Sony Pixel Power calrec Sony

Speak Like a Native: NVIDIA Parlays Win in Voice Challenge

14/02/2024

Thanks to their work driving AI forward, Akshit Arora and Rafael Valle could someday speak to their spouses' families in their native languages.

Arora and Valle - along with colleagues Sungwon Kim and Rohan Badlani - won the LIMMITS '24 challenge which asks contestants to recreate in real time a speaker's voice in English or any of six languages spoken in India with the appropriate accent. Their novel AI model only required a three-second speech sample.

The NVIDIA team advanced the state of the art in an emerging field of personalized voice interfaces for more than a billion native speakers of Bengali, Chhattisgarhi, Hindi, Kannada, Marathi and Telugu.

Making Voice Interfaces Realistic The technology for personalized text-to-speech translation is a work in progress. Existing services sometimes fail to accurately reflect the accents of the target language or nuances of the speaker's voice.

The challenge judged entries by listening for the naturalness of models' resulting speech and its similarity to the original speaker's voice.

The latest improvements promise personalized, realistic conversations and experiences that break language barriers. Broadcasters, telcos, universities, as well as e-commerce and online gaming services are eager to deploy such technology to create multilingual movies, lectures and virtual agents.

We demonstrated we can do this at a scale not previously seen, said Arora, who has two uses close to his heart.

Breaking Down Linguistic Barriers A senior data scientist who supports one of NVIDIA's biggest customers, Arora speaks Punjabi, while his wife and her family are native Tamil speakers.

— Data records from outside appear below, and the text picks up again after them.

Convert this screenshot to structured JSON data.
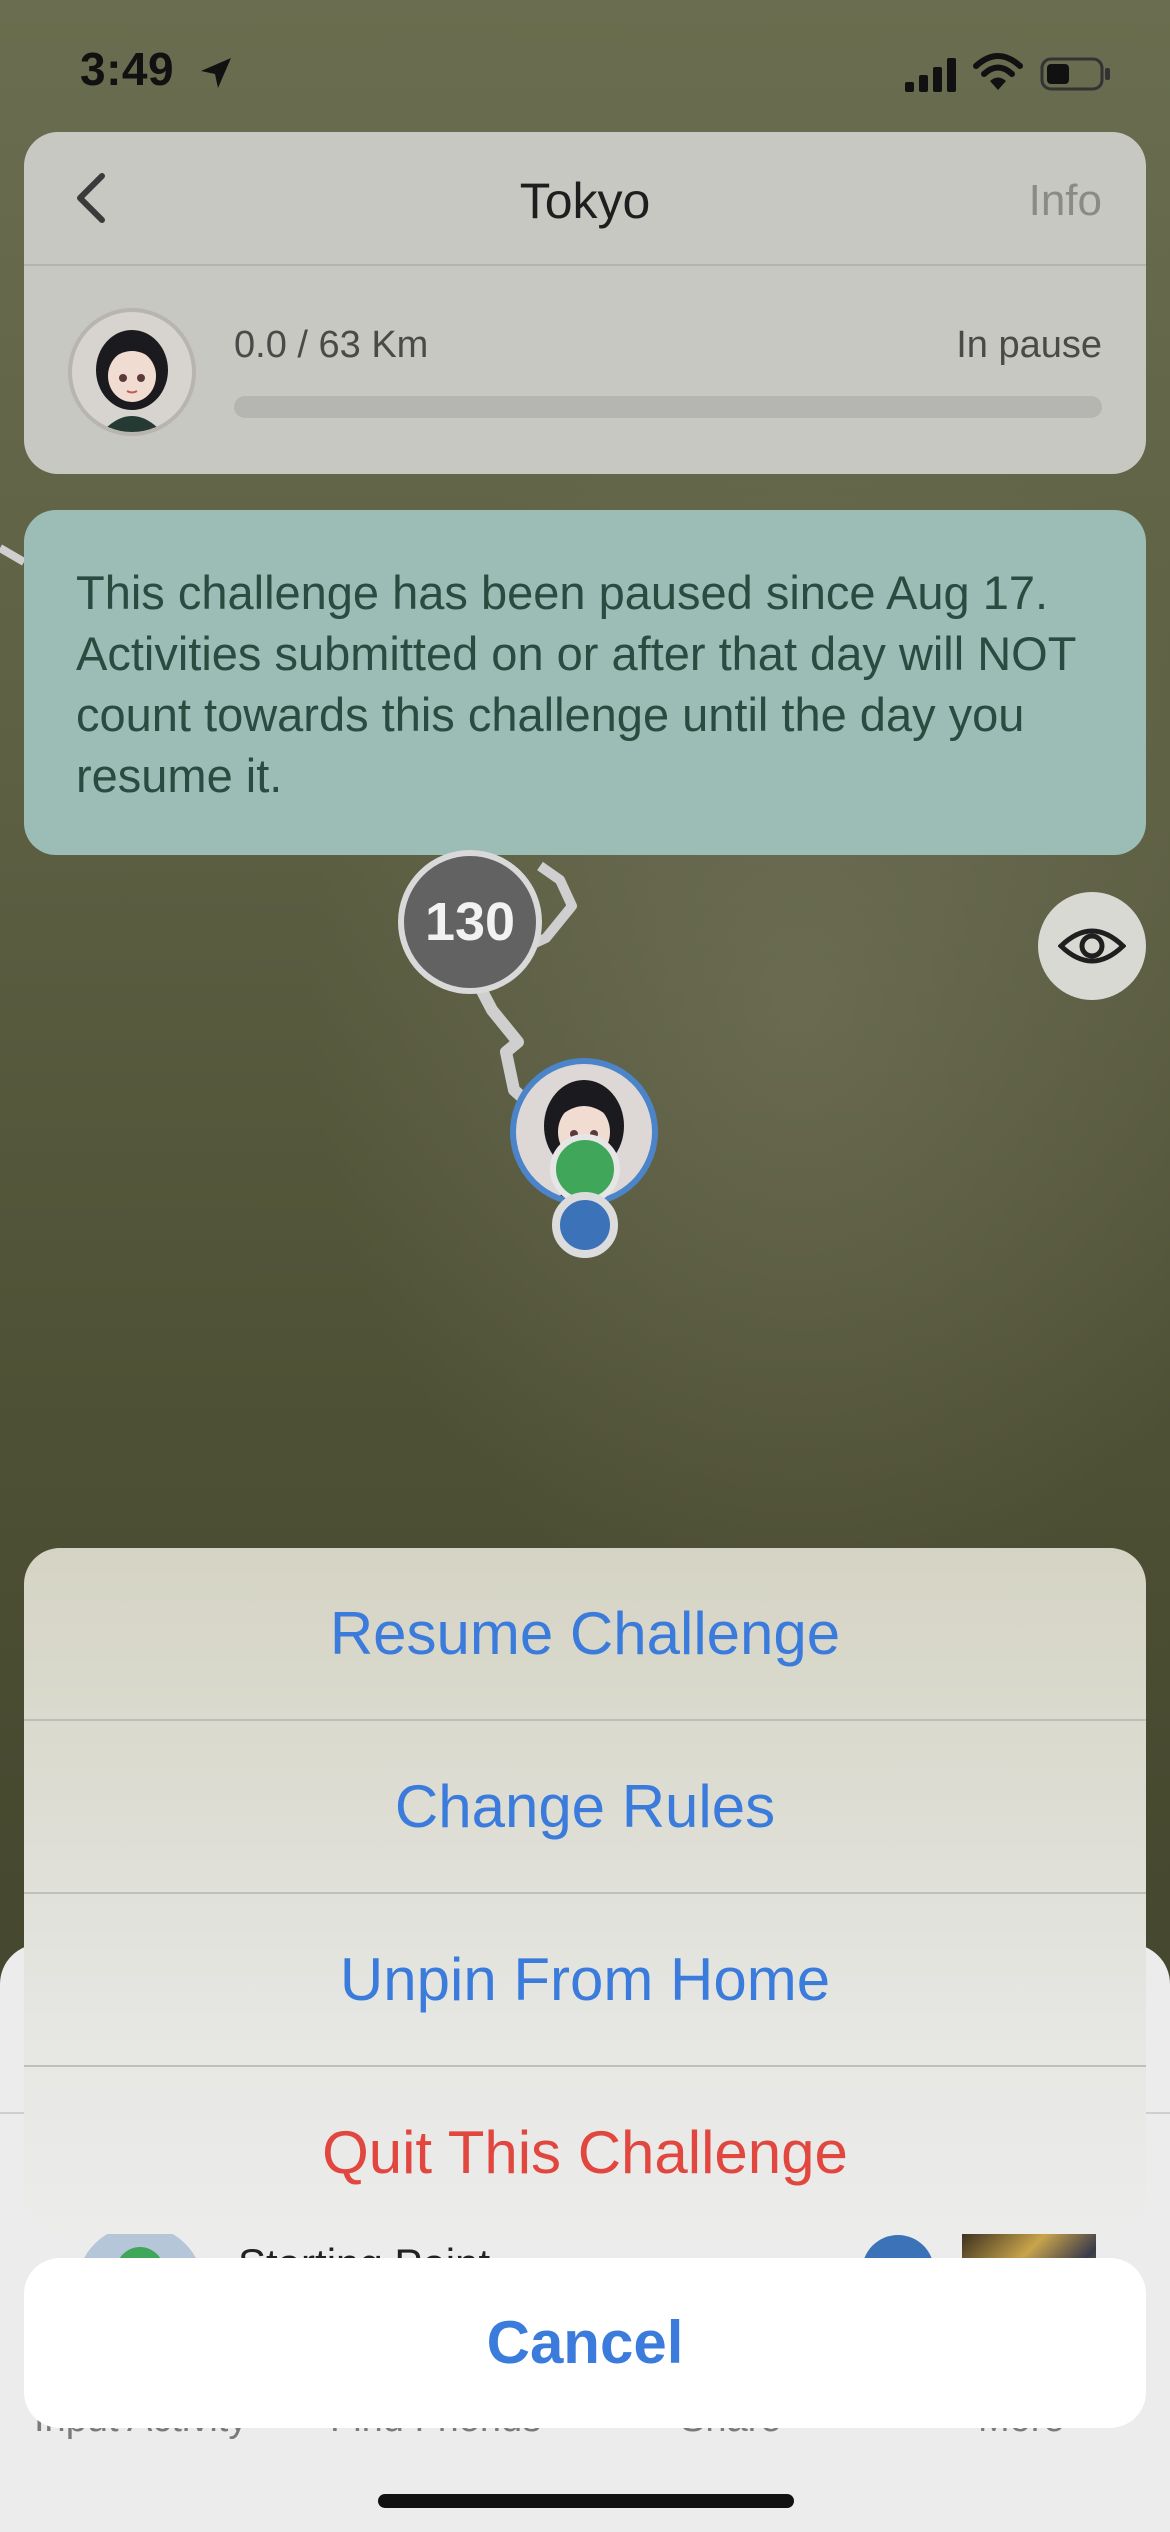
{
  "status_bar": {
    "time": "3:49"
  },
  "header": {
    "title": "Tokyo",
    "info_label": "Info",
    "progress_text": "0.0 / 63 Km",
    "status_text": "In pause",
    "progress_fraction": 0.0
  },
  "banner": {
    "message": "This challenge has been paused since Aug 17. Activities submitted on or after that day will NOT count towards this challenge until the day you resume it."
  },
  "map": {
    "marker_label": "130"
  },
  "bottom_panel": {
    "row_label": "Starting Point",
    "tabs": [
      "Input Activity",
      "Find Friends",
      "Share",
      "More"
    ]
  },
  "action_sheet": {
    "options": [
      {
        "label": "Resume Challenge",
        "style": "default"
      },
      {
        "label": "Change Rules",
        "style": "default"
      },
      {
        "label": "Unpin From Home",
        "style": "default"
      },
      {
        "label": "Quit This Challenge",
        "style": "destructive"
      }
    ],
    "cancel_label": "Cancel"
  },
  "colors": {
    "action_blue": "#3a7bdc",
    "destructive_red": "#e1473f",
    "banner_bg": "#9bbdb5",
    "banner_text": "#2b4b40"
  }
}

It's a gulf he's long wanted to bridge for himself and others. I had classmates who knew their native languages much better than the Hindi and English used in school, so they struggled to understand class material, he said.

The gulf crosses continents for Valle, a native of Brazil whose wife and family speak Gujarati, a language popular in west India.

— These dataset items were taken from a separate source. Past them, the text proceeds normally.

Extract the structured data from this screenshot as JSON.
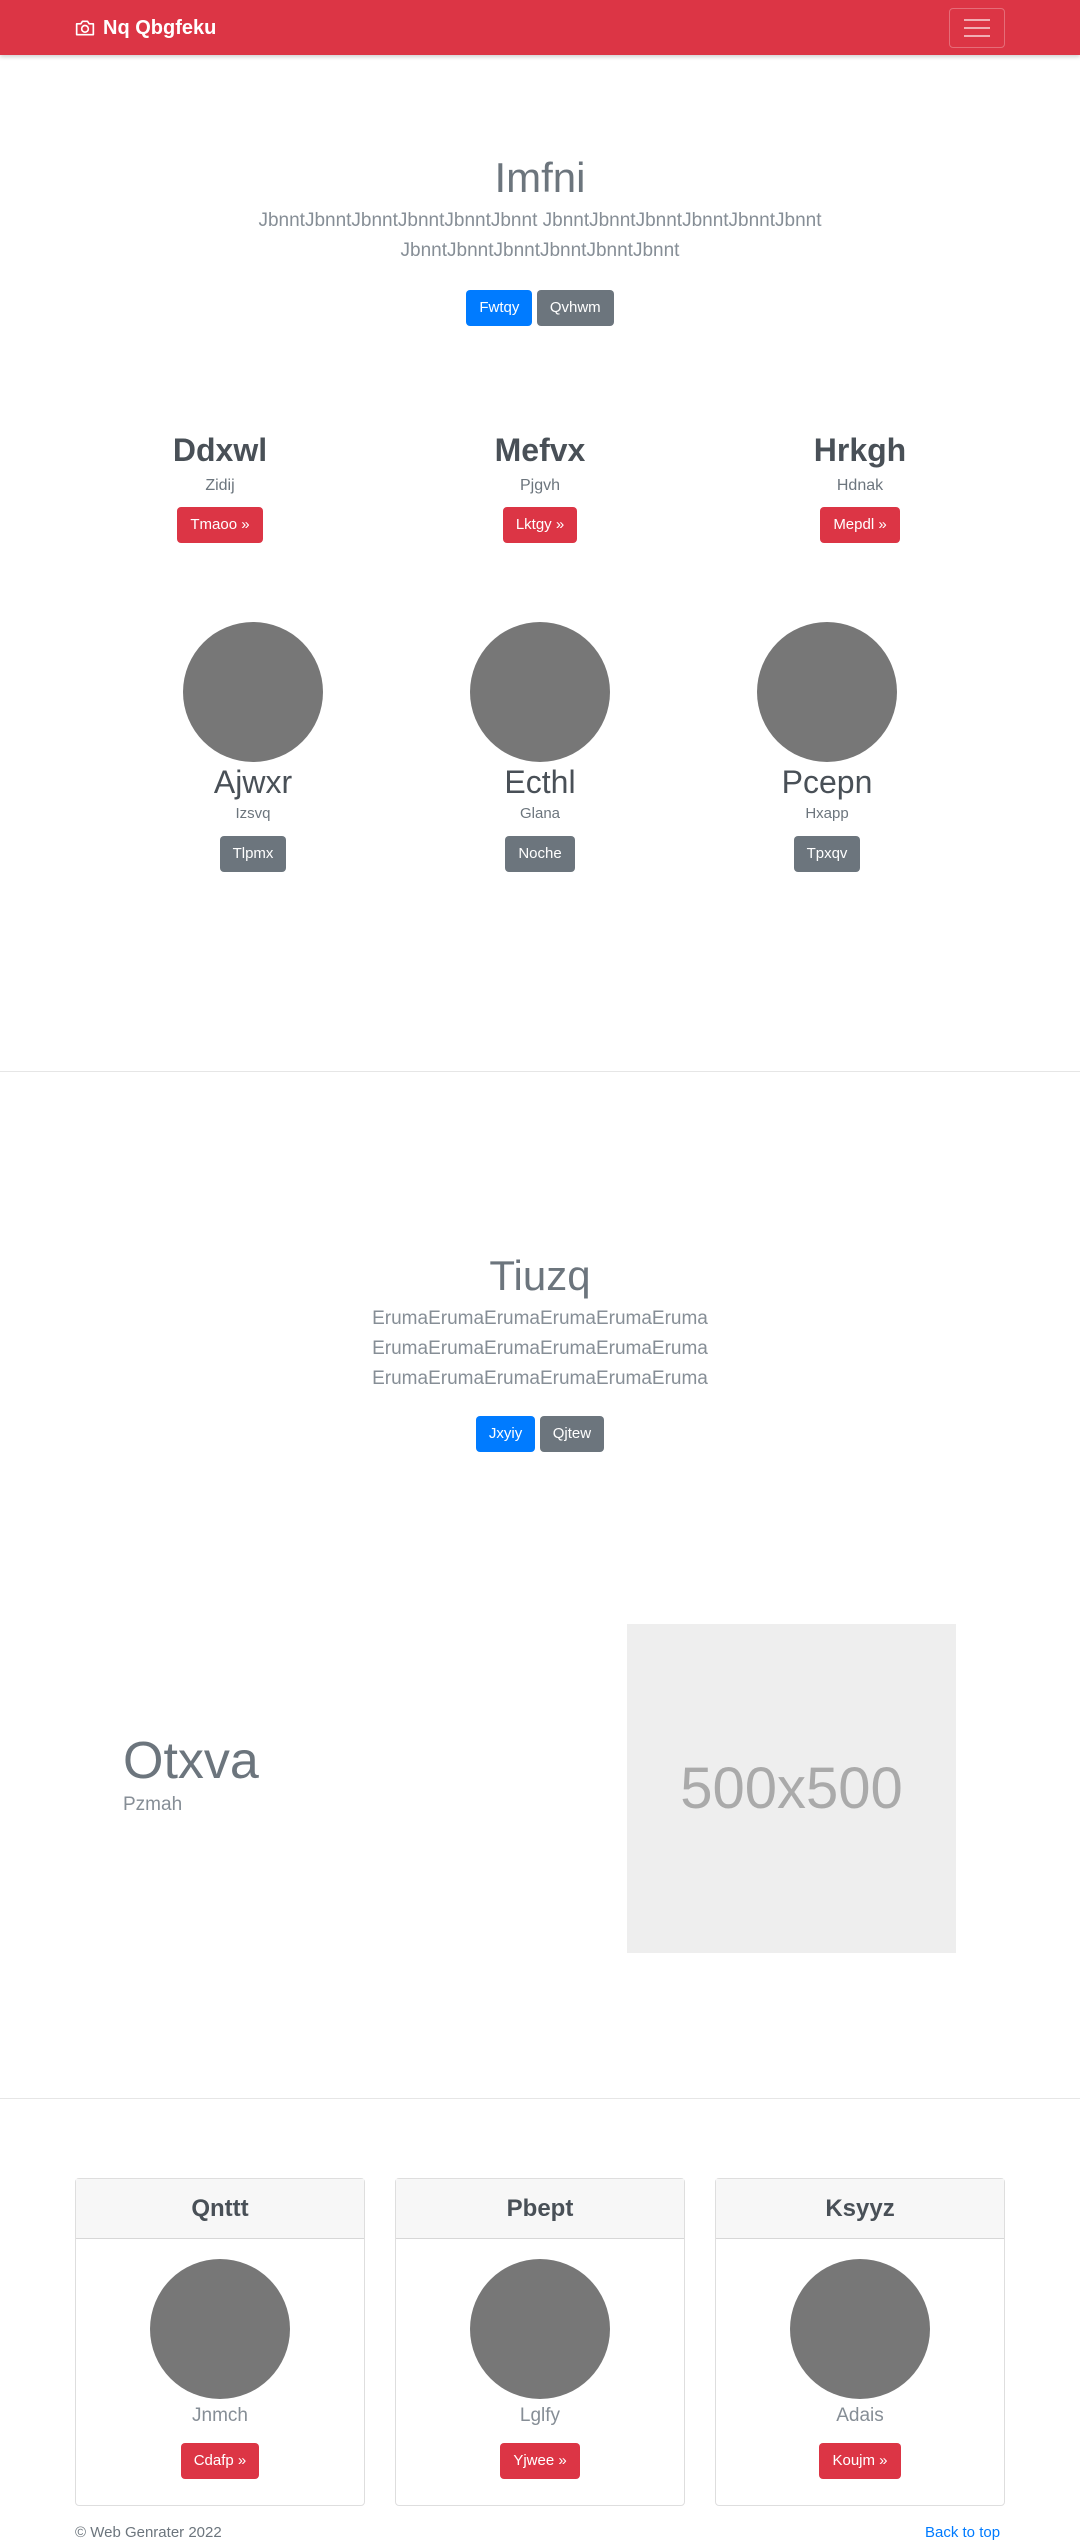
{
  "navbar": {
    "brand": "Nq Qbgfeku",
    "brand_icon": "camera-icon",
    "toggler_icon": "hamburger-icon"
  },
  "hero": {
    "title": "Imfni",
    "lead_line1": "JbnntJbnntJbnntJbnntJbnntJbnnt JbnntJbnntJbnntJbnntJbnntJbnnt",
    "lead_line2": "JbnntJbnntJbnntJbnntJbnntJbnnt",
    "button_primary": "Fwtqy",
    "button_secondary": "Qvhwm"
  },
  "features": [
    {
      "title": "Ddxwl",
      "sub": "Zidij",
      "button": "Tmaoo »"
    },
    {
      "title": "Mefvx",
      "sub": "Pjgvh",
      "button": "Lktgy »"
    },
    {
      "title": "Hrkgh",
      "sub": "Hdnak",
      "button": "Mepdl »"
    }
  ],
  "team": [
    {
      "name": "Ajwxr",
      "sub": "Izsvq",
      "button": "Tlpmx"
    },
    {
      "name": "Ecthl",
      "sub": "Glana",
      "button": "Noche"
    },
    {
      "name": "Pcepn",
      "sub": "Hxapp",
      "button": "Tpxqv"
    }
  ],
  "section2": {
    "title": "Tiuzq",
    "lead_lines": [
      "ErumaErumaErumaErumaErumaEruma",
      "ErumaErumaErumaErumaErumaEruma",
      "ErumaErumaErumaErumaErumaEruma"
    ],
    "button_primary": "Jxyiy",
    "button_secondary": "Qjtew"
  },
  "feature_row": {
    "title": "Otxva",
    "sub": "Pzmah",
    "image_label": "500x500"
  },
  "cards": [
    {
      "header": "Qnttt",
      "text": "Jnmch",
      "button": "Cdafp »"
    },
    {
      "header": "Pbept",
      "text": "Lglfy",
      "button": "Yjwee »"
    },
    {
      "header": "Ksyyz",
      "text": "Adais",
      "button": "Koujm »"
    }
  ],
  "footer": {
    "copyright": "© Web Genrater 2022",
    "back_to_top": "Back to top"
  },
  "colors": {
    "brand": "#dc3545",
    "primary": "#007bff",
    "secondary": "#6c757d",
    "placeholder": "#777777"
  }
}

It's a problem I face every day, said Valle, an AI researcher with degrees in computer music and machine listening and improvisation. We've tried many products to help us have clearer conversations.

Badlani, an AI researcher, said living in seven different Indian states, each with its own popular language, inspired him to work in the field.

A Race to the Finish Line The initiative started nearly two years ago when Arora and Badlani formed the four-person team to work on the very different version of the challenge that would be held in 2023.

Their efforts generated a working code base for the so-called Indic languages. But getting to the win announced in January required a full-on sprint because the 2024 challenge didn't get on the team's radar until 15 days before the deadline.

Luckily, Kim, a deep learning researcher in NVIDIA's Seoul office, had been working for some time on an AI model well suited to the challenge.

A specialist in text-to-speech voice synthesis, Kim was designing a so-called P-Flow model prior to starting his second internship at NVIDIA in 2023. P-Flow models borrow the technique large language models employ of using short voice samples as prompts so they can respond to new inputs without retraining.

I created the model for English, but we were able to generalize it for any language, he said.

We were talking and texting about this model even before he started at NVIDIA, said Valle, who mentored Kim in two internships before he joined full time in January.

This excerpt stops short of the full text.